I seem to be mostly recovered from my summer cold, so I thought I would circle back and sample the things I picked out what now seems like weeks ago. One of the scents I chose was Miller Harris Coeur d'Ete, and while we are now on the backside of summer's said coeur, I think the scent is still perfectly fitting.
Everywhere, I'm reading that people are ready for fall, and I am no exception. Although I wore light and summery scents last week to counteract the heat (and my cranky disposition), mentally I wanted something more. I had planned to wear Miel de Bois and ended up with Eau d'Hadrien instead. It was all very light and refreshing, but as soon as I realized my nose had recovered, I went straight back to my sample of Coeur d'Été, which I'd worn for several days before I got sick.
Something tells me that if I owned a bottle of this, I would wear it non-stop through late summer and into early fall. With notes of chocolate bean, licorice, lemon, grapefruit, tangerine, banana, white pear, lilac, cassie, heliotrope, sandalwood, benzoin, and vanilla and fruity musk, this scent may sound either too fruity or too sweet to be borne in the heat. It made me think of this, from The Secret History: "Trees creaking with apples, fallen apples red on the grass beneath, the heavy sweet smell of them rotting on the ground and the steady thrumming of wasps around them. Commons clock tower: ivied brick, white spire, spellbound in the hazy distance."

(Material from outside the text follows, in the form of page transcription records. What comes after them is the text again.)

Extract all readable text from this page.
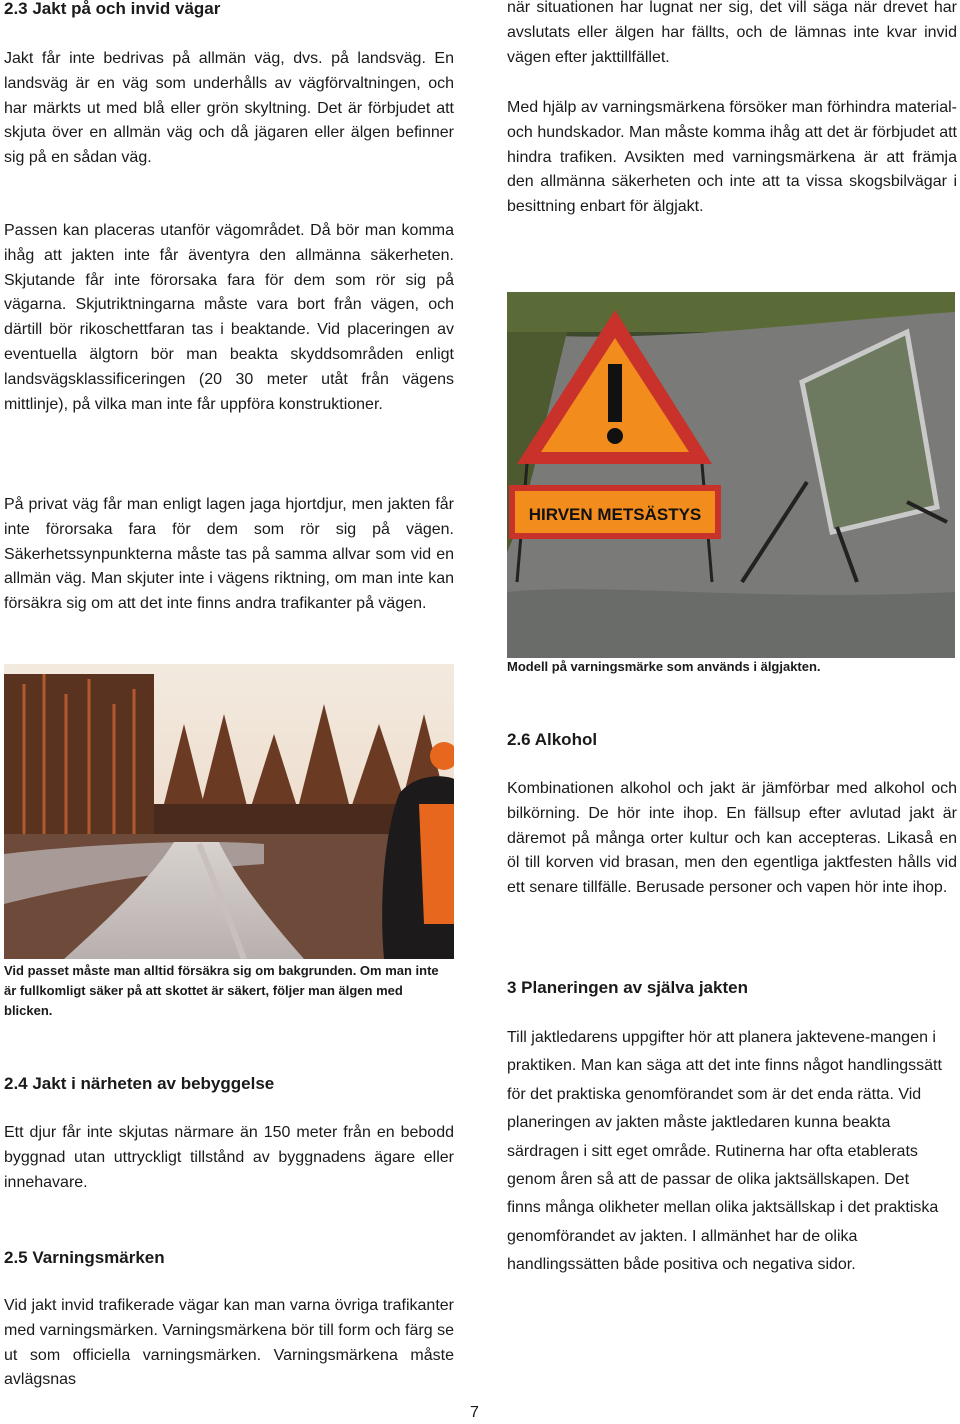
2.3 Jakt på och invid vägar

Jakt får inte bedrivas på allmän väg, dvs. på landsväg. En landsväg är en väg som underhålls av vägförvaltningen, och har märkts ut med blå eller grön skyltning. Det är förbjudet att skjuta över en allmän väg och då jägaren eller älgen befinner sig på en sådan väg.

Passen kan placeras utanför vägområdet. Då bör man komma ihåg att jakten inte får äventyra den allmänna säkerheten. Skjutande får inte förorsaka fara för dem som rör sig på vägarna. Skjutriktningarna måste vara bort från vägen, och därtill bör rikoschettfaran tas i beaktande. Vid placeringen av eventuella älgtorn bör man beakta skyddsområden enligt landsvägsklassificeringen (20 30 meter utåt från vägens mittlinje), på vilka man inte får uppföra konstruktioner.

På privat väg får man enligt lagen jaga hjortdjur, men jakten får inte förorsaka fara för dem som rör sig på vägen. Säkerhetssynpunkterna måste tas på samma allvar som vid en allmän väg. Man skjuter inte i vägens riktning, om man inte kan försäkra sig om att det inte finns andra trafikanter på vägen.

Vid passet måste man alltid försäkra sig om bakgrunden. Om man inte är fullkomligt säker på att skottet är säkert, följer man älgen med blicken.

2.4 Jakt i närheten av bebyggelse

Ett djur får inte skjutas närmare än 150 meter från en bebodd byggnad utan uttryckligt tillstånd av byggnadens ägare eller innehavare.

2.5 Varningsmärken

Vid jakt invid trafikerade vägar kan man varna övriga trafikanter med varningsmärken. Varningsmärkena bör till form och färg se ut som officiella varningsmärken. Varningsmärkena måste avlägsnas

när situationen har lugnat ner sig, det vill säga när drevet har avslutats eller älgen har fällts, och de lämnas inte kvar invid vägen efter jakttillfället.

Med hjälp av varningsmärkena försöker man förhindra material- och hundskador. Man måste komma ihåg att det är förbjudet att hindra trafiken. Avsikten med varningsmärkena är att främja den allmänna säkerheten och inte att ta vissa skogsbilvägar i besittning enbart för älgjakt.

HIRVEN METSÄSTYS

Modell på varningsmärke som används i älgjakten.

2.6 Alkohol

Kombinationen alkohol och jakt är jämförbar med alkohol och bilkörning. De hör inte ihop. En fällsup efter avlutad jakt är däremot på många orter kultur och kan accepteras. Likaså en öl till korven vid brasan, men den egentliga jaktfesten hålls vid ett senare tillfälle. Berusade personer och vapen hör inte ihop.

3 Planeringen av själva jakten

Till jaktledarens uppgifter hör att planera jaktevene-mangen i praktiken. Man kan säga att det inte finns något handlingssätt för det praktiska genomförandet som är det enda rätta. Vid planeringen av jakten måste jaktledaren kunna beakta särdragen i sitt eget område. Rutinerna har ofta etablerats genom åren så att de passar de olika jaktsällskapen. Det finns många olikheter mellan olika jaktsällskap i det praktiska genomförandet av jakten. I allmänhet har de olika handlingssätten både positiva och negativa sidor.

7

I don't know that I'll ever be able to let go of the idea of back to school and how promising it always felt. I hope I never do let go, because that must be the key to thinking of fall as a beginning rather than an ending. The turning of leaves, a hint of crispness in the air, the changing light, all of these things are evoked for me in this fragrance. To me this scent is both melancholy and uplifting, because it has an overripe quality that speaks of decay, and beneath it a depth that's dark yet comforting. The sandalwood and chocolate bean come through even in the top, tempering the sweetness. The lilac and heliotrope both serve to deepen the scent of the fruit, and I think they actually lend a bit to the dark quality. There's nothing sharp here--the edges are smooth, like finely sanded wood.

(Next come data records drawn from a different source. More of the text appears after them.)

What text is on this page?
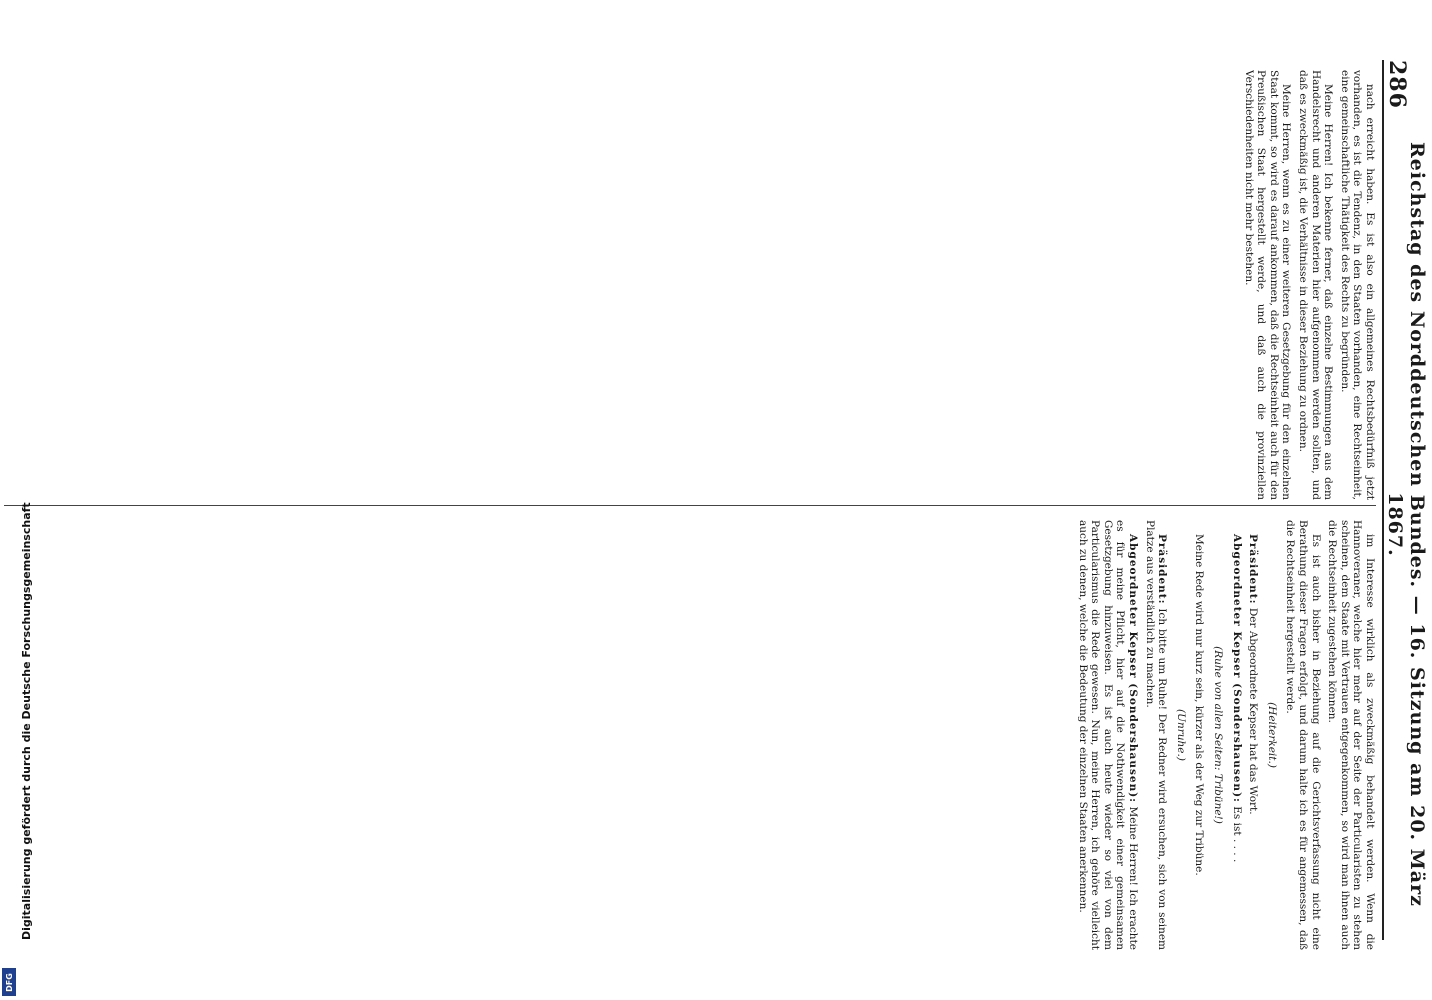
286
Reichstag des Norddeutschen Bundes. — 16. Sitzung am 20. März 1867.

nach erreicht haben. Es ist also ein allgemeines Rechtsbedürfniß jetzt vorhanden, es ist die Tendenz, in den Staaten vorhanden, eine Rechtseinheit, eine gemeinschaftliche Thätigkeit des Rechts zu begründen.

Meine Herren! Ich bekenne ferner, daß einzelne Bestimmungen aus dem Handelsrecht und anderen Materien hier aufgenommen werden sollten, und daß es zweckmäßig ist, die Verhältnisse in dieser Beziehung zu ordnen.

Meine Herren, wenn es zu einer weiteren Gesetzgebung für den einzelnen Staat kommt, so wird es darauf ankommen, daß die Rechtseinheit auch für den Preußischen Staat hergestellt werde, und daß auch die provinziellen Verschiedenheiten nicht mehr bestehen.

im Interesse wirklich als zweckmäßig behandelt werden. Wenn die Hannoveraner, welche hier mehr auf der Seite der Particularisten zu stehen scheinen, dem Staate mit Vertrauen entgegenkommen, so wird man ihnen auch die Rechtseinheit zugestehen können.

Es ist auch bisher in Beziehung auf die Gerichtsverfassung nicht eine Berathung dieser Fragen erfolgt, und darum halte ich es für angemessen, daß die Rechtseinheit hergestellt werde.

(Heiterkeit.)

Präsident: Der Abgeordnete Kepser hat das Wort.

Abgeordneter Kepser (Sondershausen): Es ist . . . .

(Ruhe von allen Seiten: Tribüne!)

Meine Rede wird nur kurz sein, kürzer als der Weg zur Tribüne.

(Unruhe.)

Präsident: Ich bitte um Ruhe! Der Redner wird ersuchen, sich von seinem Platze aus verständlich zu machen.

Abgeordneter Kepser (Sondershausen): Meine Herren! Ich erachte es für meine Pflicht, hier auf die Nothwendigkeit einer gemeinsamen Gesetzgebung hinzuweisen. Es ist auch heute wieder so viel von dem Particularismus die Rede gewesen. Nun, meine Herren, ich gehöre vielleicht auch zu denen, welche die Bedeutung der einzelnen Staaten anerkennen.

Digitalisierung gefördert durch die Deutsche Forschungsgemeinschaft
DFG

Apparently Lyn Harris created this scent while she was pregnant, so it seems odd to speak of decay or darkness. But heightened senses must be some part of embracing the larger part of life, or the cycle of life, I suppose. That may seem a bit over the top, but this time of year always makes me feel a bit more pensive. I wonder if it wouldn't have been more apt to call this scent Fin d'Été, but the heart reference speaks of the depths found here.